L’un des apports de ton livre, qui me semble essentiel, c’est l’idée d’un racial infantile, qui se démarquerait du sexuel infantile, ou en tout cas le doublerait, ou s’y articulerait - et justement, il me semble qu’il serait possible de préciser encore le rapport entre l’un et l’autre. Autrement dit, qu’est-ce qui, d’une part, rattache la pulsionnalité aussi bien au sexuel qu’au racial, sans qu’on puisse pour autant rabattre l’un sur l’autre? Comment le corps, dans son rapport à la race (et alors, aussi bien du point de vue de la racisation que de la racialisation?), se fait le vecteur d’une subjectivation de la pulsion dont la dimension politique serait spécifique? Et si c’est le fondement d’une possible révision de la métapsychologie, et si on considère celle-ci du point de vue de sa seconde version, alors qu’est-ce que ça change à la conception du moi et du surmoi? Est-ce que tu penses que la pulsion de mort, dont l’introduction rend nécessaire le changement de topique, pourrait trouver dans cette révision métapsychologique une fonction autre que celle que lui donne par exemple l’afropessimisme, du côté d’une pure négativité éternisée? Mais je pense, contrairement à toi, que ce qui cherche à se penser là est le problème d’un invariant structurant la position noire dans le monde, tout à fait historicisable, si on ne cède pas à la tentation de l’ontologisation. Par ailleurs, même si c’est évidemment critiquable, la position de refus radical qui se joue dans l’afropessimisme de participer à un monde qui a produit l’abjectification noire, alors que les coordonnées de ce monde dans lequel la noirceur a toujours cours n’ont pas été modifiées, me semble stratégiquement entendable (c’est l’idée d’une essentialisation stratégique, et non ontologique). Même si ça pose des problèmes complexes.
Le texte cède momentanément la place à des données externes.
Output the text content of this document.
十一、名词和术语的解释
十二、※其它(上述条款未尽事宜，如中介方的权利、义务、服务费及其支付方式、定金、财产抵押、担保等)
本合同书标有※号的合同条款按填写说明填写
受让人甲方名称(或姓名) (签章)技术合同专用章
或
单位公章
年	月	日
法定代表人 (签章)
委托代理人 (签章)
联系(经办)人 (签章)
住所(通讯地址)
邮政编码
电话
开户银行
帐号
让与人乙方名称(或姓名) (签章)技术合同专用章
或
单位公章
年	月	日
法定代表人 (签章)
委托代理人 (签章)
Enfin, un point auquel je suis aussi particulièrement sensible dans ta discussion autour de la judéité de Freud - complexe, conflictuelle, à géométrie variable entre la correspondance et l’élaboration théorique : en fait, je pense que les ambiguïtés de Freud sur ce point ne sont vraiment appréhendables que si on considère que c’est depuis une position de colonisé qu’il parle. C’est ce que propose par exemple Daniel Boyarin, et c’est plutôt rare : la communauté juive de la Mitteleuropa est dans une position structurellement équivalente à celle d’une population colonisée, sauf que c’est une colonie interne. Mais ça produit des effets de double conscience qui se projettent dans des identifications contradictoires, et s’inscrit dans un positionnement trouble, où la quête de légitimité impose des orientations paradoxales.